Services and ngā kōhanga reo have a good understanding of which children require additional support. The Ministry’s expectation is that services and ngā kōhanga reo will target extra funding to children they consider most in need.  

What is the funding intended for? What can services and ngā kōhanga reo spend it on?

In early 2018, the Ministry will publish guidance to ECE services and ngā kōhanga reo about how funding can be most effectively used.

We will work with the sector on what should be included in guidance. This will involve engaging with the Early Childhood Education Committee (ECAC) and a sample of ECE services.

Some examples of how funding could be used include:

  • employing more qualified teachers
  • providing children with transport to their ECE service or kōhanga reo
  • reducing fees for low income parents
  • providing food for children
  • supporting teachers’ professional learning and development and cultural  competence 
  • freeing up staff time for parental and community engagement. 

The Ministry encourages services and ngā kōhanga reo to target extra funding to children in their service they consider most in need.

What information will be communicated to services and ngā kōhanga reo?

In December each year, along with their annual funding entitlement, services and ngā kōhanga reo will be told the percentage of their FCHs we estimate will be generated by children at risk of underachievement the following year.  

In some cases, the Ministry will round this percentage to ensure children’s privacy is protected (such as, for particularly small services).

What information will the Ministry use to estimate attendance?

Where possible, Early Learning Information (ELI) data will be used to estimate the attendance of children at risk of underachievement.     

If a service has not connected to ELI, or has only recently connected, the Ministry will in most circumstances use information from the ECE Census.

The Ministry will only use ECE Census data for services that have a clear reason for not submitting the required ELI data. For example, services that have experienced issues with the compatibility of their student management system (SMS) and ELI are considered to have a clear reason.

How does Targeted Funding for Disadvantage relate to Equity Funding?

Targeted Funding for Disadvantage will not impact the level of Equity Funding services and ngā kōhanga reo receive.

This initiative is not replacing Equity Funding.

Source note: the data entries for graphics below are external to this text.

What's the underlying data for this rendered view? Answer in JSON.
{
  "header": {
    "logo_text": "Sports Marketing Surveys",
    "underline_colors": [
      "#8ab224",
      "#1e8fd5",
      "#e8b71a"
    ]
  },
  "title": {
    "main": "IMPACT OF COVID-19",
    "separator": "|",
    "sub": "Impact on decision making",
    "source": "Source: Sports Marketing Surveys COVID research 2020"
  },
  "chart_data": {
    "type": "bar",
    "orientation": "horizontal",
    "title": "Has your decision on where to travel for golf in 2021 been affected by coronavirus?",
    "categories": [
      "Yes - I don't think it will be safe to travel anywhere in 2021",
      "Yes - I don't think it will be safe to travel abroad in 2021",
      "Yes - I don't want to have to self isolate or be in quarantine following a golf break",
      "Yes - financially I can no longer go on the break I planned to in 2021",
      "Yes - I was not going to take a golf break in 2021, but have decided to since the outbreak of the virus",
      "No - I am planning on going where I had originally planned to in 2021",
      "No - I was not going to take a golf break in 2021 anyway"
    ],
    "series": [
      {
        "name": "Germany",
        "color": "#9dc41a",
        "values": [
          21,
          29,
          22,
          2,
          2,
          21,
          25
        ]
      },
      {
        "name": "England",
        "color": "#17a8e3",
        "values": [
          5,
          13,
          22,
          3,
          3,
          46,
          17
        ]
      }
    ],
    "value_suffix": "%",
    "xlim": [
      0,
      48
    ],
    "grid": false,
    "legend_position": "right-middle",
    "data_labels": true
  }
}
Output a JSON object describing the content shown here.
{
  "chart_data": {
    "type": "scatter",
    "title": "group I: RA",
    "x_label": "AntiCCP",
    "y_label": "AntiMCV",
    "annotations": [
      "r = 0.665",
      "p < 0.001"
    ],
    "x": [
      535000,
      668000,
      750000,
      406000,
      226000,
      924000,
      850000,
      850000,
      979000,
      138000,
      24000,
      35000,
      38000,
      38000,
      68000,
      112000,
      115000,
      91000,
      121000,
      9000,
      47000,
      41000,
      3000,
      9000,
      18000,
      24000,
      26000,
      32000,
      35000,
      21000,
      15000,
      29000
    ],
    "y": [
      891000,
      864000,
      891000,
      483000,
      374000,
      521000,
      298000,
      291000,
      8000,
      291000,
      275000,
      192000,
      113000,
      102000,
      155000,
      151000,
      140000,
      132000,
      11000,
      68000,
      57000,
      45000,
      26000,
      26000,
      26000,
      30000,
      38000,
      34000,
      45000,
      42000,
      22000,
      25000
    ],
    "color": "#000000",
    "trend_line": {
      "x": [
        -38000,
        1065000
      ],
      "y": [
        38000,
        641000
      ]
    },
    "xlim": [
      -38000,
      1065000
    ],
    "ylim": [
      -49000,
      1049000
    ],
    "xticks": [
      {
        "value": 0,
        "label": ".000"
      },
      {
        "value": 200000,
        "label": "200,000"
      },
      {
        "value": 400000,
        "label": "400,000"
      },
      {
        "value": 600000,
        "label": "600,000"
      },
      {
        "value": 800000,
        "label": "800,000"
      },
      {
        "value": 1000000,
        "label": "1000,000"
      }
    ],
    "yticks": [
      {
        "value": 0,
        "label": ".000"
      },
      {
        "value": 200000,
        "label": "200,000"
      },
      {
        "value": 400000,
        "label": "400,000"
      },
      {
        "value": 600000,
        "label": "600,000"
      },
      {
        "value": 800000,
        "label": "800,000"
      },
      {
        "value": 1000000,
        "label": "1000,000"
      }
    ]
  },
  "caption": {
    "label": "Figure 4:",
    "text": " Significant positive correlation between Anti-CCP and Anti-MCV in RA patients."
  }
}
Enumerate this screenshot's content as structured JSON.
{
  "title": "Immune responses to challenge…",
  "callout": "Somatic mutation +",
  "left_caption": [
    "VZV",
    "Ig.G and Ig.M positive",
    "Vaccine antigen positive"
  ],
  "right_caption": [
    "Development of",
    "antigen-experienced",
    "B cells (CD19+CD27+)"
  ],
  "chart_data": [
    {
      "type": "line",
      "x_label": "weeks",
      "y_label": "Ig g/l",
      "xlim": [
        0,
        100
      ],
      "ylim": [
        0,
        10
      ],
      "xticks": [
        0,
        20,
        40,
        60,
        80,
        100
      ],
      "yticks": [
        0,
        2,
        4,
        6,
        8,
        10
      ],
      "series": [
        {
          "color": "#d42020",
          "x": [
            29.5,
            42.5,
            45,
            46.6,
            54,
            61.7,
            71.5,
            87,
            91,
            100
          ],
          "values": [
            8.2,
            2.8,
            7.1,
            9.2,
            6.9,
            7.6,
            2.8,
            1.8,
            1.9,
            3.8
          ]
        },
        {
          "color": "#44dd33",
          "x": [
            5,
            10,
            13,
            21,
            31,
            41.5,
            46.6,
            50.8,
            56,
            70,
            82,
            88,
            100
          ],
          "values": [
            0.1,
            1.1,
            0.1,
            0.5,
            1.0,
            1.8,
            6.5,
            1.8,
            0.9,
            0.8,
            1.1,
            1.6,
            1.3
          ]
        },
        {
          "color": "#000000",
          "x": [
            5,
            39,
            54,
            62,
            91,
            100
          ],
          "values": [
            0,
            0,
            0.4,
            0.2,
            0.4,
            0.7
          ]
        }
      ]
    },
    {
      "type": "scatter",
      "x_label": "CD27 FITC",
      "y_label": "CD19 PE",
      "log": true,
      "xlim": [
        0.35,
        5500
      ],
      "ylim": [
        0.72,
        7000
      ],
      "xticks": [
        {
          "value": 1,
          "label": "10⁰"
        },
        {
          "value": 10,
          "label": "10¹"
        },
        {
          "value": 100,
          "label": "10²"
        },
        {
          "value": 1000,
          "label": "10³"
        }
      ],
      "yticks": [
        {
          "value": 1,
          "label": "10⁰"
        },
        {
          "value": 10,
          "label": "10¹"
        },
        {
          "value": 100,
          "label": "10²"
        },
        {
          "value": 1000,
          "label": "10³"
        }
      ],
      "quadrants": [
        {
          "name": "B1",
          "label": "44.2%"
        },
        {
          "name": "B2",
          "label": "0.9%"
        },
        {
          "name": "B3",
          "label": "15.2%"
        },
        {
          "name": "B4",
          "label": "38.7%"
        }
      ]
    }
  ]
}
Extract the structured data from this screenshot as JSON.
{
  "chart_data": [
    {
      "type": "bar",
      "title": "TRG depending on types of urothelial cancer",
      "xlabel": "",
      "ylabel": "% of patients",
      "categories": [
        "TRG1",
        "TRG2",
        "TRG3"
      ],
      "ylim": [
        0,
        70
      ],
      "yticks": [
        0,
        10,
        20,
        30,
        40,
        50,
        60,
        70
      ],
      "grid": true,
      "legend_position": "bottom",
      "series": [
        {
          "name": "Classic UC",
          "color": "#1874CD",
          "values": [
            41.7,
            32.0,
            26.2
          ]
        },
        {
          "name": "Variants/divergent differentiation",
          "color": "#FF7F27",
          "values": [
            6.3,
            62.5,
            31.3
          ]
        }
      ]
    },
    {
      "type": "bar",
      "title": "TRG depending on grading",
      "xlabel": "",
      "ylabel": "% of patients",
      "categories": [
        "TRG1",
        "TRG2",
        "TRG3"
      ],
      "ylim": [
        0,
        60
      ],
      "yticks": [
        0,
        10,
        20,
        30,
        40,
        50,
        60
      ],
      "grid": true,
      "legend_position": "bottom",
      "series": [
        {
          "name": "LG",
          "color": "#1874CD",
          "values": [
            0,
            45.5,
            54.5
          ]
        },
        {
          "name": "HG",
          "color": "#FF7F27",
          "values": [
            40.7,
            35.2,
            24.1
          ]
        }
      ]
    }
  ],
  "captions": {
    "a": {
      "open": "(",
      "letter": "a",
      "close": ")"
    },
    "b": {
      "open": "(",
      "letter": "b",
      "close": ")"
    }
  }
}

It is intended to complement Equity Funding Component A and its objective of reducing educational disparities in New Zealand.

How does Targeted Funding for Disadvantage relate to the current Review of Education Funding Systems (Funding Review)? 

The Government has confirmed that the Equity Index (EQI) used to allocate Equity Component A funding for early childhood education services me ngā kohanga reo (services) will be replaced in 2020 with a Risk of Not Achieving Index (Risk Index).

Targeted Funding for Disadvantage will allocate funding in a similar manner to the new Risk Index. However, it only uses one factor (welfare dependency) to estimate a child’s risk of underachievement, as opposed to the multiple factors that will be used in the Risk Index.

From 2020 the Risk Index will be used to calculate Equity Funding Component A and Targeted Funding for Disadvantage.

Will there be any accountability requirements in addition to those in place for Equity Funding?

Targeted Funding for Disadvantage will adopt the reporting and accountability requirements currently in place for Equity Funding.

Funding must be spent in line with the objectives of the Equity Funding, which focus on reducing educational disparities in New Zealand.  

Services and ngā kōhanga reo that receive Equity Funding are also required to report to the Ministry of Education, parents and the community on how funding is spent. To ensure funding is used to best effect, the Ministry intends to clarify the required standard for the reporting of this information.

How will the Ministry protect privacy and data security?

As part of this initiative, the Ministry will complete a Privacy Impact Assessment as per the best practice guidelines published by the Privacy Commissioner. This will be posted on the Ministry’s website in late 2017.

The Privacy Impact Assessment will identify, and develop strategies to mitigate, any privacy and data security risks that may occur during the implementation of this initiative.